Whether the homebuilder returns to Riviera Beach with a proposal under the Live Local Act remains to be seen, and the city could try to find a loophole to reject the plan anyway.

Tradrick McCoy, the only Riviera Beach council member to vote in favor of the project, told Bisnow that city officials were already exploring potential contingency plans. 

The Live Local Act requires projects to be approved administratively if they are on commercially zoned property, and “there is confusion as to whether or not a golf course is considered, in its plain language, as a commercial property,” McCoy said.

“Our code doesn't exactly align with what the state statute says. Our code refers to the Lone Pines zoning as a recreational-open-space-zoned property,” he said. 

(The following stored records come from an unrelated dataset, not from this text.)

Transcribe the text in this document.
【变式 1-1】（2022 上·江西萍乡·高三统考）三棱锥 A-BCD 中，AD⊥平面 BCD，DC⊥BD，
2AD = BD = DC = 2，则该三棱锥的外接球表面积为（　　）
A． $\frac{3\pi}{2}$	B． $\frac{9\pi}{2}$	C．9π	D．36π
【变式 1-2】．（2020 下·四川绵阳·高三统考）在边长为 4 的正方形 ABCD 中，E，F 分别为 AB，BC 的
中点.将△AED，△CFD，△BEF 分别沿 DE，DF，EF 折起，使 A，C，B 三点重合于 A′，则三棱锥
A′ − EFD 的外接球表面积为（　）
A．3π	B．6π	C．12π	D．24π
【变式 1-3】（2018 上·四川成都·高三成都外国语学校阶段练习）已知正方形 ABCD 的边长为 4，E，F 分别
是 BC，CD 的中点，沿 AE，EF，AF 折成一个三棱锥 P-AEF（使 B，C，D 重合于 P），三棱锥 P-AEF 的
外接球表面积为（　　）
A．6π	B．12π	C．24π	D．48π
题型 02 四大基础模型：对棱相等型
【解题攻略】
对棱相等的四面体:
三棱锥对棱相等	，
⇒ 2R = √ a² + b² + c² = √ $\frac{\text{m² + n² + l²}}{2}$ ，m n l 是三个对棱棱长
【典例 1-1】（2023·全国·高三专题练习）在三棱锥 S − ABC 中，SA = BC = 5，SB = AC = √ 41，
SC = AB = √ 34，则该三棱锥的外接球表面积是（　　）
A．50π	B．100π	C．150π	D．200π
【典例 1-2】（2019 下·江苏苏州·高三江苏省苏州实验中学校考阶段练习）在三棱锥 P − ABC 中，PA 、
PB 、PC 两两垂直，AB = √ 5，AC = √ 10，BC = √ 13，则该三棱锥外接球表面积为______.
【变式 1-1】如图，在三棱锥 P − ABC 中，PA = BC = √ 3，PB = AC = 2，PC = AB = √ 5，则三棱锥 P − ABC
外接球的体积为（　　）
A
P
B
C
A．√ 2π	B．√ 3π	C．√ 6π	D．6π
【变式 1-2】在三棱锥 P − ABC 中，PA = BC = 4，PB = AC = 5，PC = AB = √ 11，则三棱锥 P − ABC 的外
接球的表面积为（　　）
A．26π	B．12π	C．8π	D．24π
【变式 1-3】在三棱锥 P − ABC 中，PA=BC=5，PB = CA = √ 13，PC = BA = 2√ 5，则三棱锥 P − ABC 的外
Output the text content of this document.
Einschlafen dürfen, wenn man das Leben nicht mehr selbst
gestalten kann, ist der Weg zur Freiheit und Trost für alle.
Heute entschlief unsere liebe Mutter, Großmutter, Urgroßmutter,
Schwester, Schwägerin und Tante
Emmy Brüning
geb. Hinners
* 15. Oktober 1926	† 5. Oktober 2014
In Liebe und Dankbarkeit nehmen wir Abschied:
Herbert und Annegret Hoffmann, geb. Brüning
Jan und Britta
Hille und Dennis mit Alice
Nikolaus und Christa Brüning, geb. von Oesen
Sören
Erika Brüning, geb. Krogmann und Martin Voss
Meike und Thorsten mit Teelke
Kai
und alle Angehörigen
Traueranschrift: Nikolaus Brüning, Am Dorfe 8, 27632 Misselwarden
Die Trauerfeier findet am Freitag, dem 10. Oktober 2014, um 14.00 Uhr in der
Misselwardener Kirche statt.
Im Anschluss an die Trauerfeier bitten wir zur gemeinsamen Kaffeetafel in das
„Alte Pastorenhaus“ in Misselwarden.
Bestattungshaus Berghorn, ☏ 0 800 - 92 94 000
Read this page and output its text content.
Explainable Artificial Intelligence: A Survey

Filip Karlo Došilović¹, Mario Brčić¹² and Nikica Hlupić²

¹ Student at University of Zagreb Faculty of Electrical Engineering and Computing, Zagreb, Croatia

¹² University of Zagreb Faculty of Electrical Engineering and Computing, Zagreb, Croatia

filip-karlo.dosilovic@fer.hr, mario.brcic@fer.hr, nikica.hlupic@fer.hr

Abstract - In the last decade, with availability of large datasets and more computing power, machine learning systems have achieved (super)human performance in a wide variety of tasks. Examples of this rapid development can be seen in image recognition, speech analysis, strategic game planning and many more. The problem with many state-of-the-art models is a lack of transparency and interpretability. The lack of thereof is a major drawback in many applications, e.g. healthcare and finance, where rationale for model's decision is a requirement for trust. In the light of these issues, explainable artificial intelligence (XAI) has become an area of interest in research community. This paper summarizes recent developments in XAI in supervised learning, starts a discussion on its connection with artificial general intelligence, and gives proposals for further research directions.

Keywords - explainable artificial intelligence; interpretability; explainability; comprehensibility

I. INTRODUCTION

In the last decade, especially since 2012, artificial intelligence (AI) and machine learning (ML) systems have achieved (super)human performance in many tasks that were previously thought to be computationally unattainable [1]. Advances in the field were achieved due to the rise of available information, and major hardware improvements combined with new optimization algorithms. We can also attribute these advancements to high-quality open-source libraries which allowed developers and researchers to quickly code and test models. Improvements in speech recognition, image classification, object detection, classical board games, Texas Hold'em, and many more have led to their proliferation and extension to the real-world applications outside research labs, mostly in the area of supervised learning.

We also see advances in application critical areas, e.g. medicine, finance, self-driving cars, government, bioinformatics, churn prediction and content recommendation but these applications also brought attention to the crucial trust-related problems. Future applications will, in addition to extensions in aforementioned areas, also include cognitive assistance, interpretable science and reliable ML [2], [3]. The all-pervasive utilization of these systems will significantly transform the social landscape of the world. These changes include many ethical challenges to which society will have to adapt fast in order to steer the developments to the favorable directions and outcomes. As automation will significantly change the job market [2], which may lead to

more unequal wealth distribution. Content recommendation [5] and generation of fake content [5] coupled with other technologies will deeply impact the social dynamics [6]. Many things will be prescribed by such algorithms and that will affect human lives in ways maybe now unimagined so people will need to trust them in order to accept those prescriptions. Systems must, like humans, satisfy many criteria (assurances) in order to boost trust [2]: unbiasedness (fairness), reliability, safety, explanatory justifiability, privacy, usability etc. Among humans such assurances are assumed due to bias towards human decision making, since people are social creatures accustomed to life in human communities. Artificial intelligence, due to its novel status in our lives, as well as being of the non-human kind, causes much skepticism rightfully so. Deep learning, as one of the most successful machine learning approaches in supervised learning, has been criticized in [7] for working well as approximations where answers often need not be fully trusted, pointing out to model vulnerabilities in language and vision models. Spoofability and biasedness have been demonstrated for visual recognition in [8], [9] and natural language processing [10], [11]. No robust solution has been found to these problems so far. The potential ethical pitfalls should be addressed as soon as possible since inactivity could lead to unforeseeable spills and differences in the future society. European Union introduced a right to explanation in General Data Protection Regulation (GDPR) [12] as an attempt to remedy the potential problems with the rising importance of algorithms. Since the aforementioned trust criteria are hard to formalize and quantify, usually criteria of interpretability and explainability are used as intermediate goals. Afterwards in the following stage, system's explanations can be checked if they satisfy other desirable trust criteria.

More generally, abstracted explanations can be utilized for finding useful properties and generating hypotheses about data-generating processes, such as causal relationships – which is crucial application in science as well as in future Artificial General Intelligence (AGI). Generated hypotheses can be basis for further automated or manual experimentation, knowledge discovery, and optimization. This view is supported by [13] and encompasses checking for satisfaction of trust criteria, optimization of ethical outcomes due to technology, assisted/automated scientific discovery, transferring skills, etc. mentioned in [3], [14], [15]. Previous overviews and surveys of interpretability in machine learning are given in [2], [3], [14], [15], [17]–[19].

McCoy said he supported D.R. Horton’s proposal primarily because it would add nearly 300 single-family homes to the region as it grapples with a housing affordability crisis. Landowners should also have the right to develop their property as they see fit provided it doesn’t adversely affect the community, he added. 

While he understands the community’s desire to keep the former golf course as green space, McCoy ruled it out as prohibitively expensive for a city with more pressing issues.

While no houses will start popping up on the Lone Pine Golf Course anytime soon, the future of the property is far from certain. 

D.R. Horton could reduce the number of homes it plans to build and return to the city council with another plan, or it could attempt to sidestep their authority altogether with a Live Local Act proposal. The city could try to win county or state funding to keep the property green space, or another developer could step in to start the process all over again.

“Stranger things have happened, and this is politics, so you just cannot call it,” Lanier said. “I don’t know if they’re going to come back, but I wouldn’t be surprised if they did.”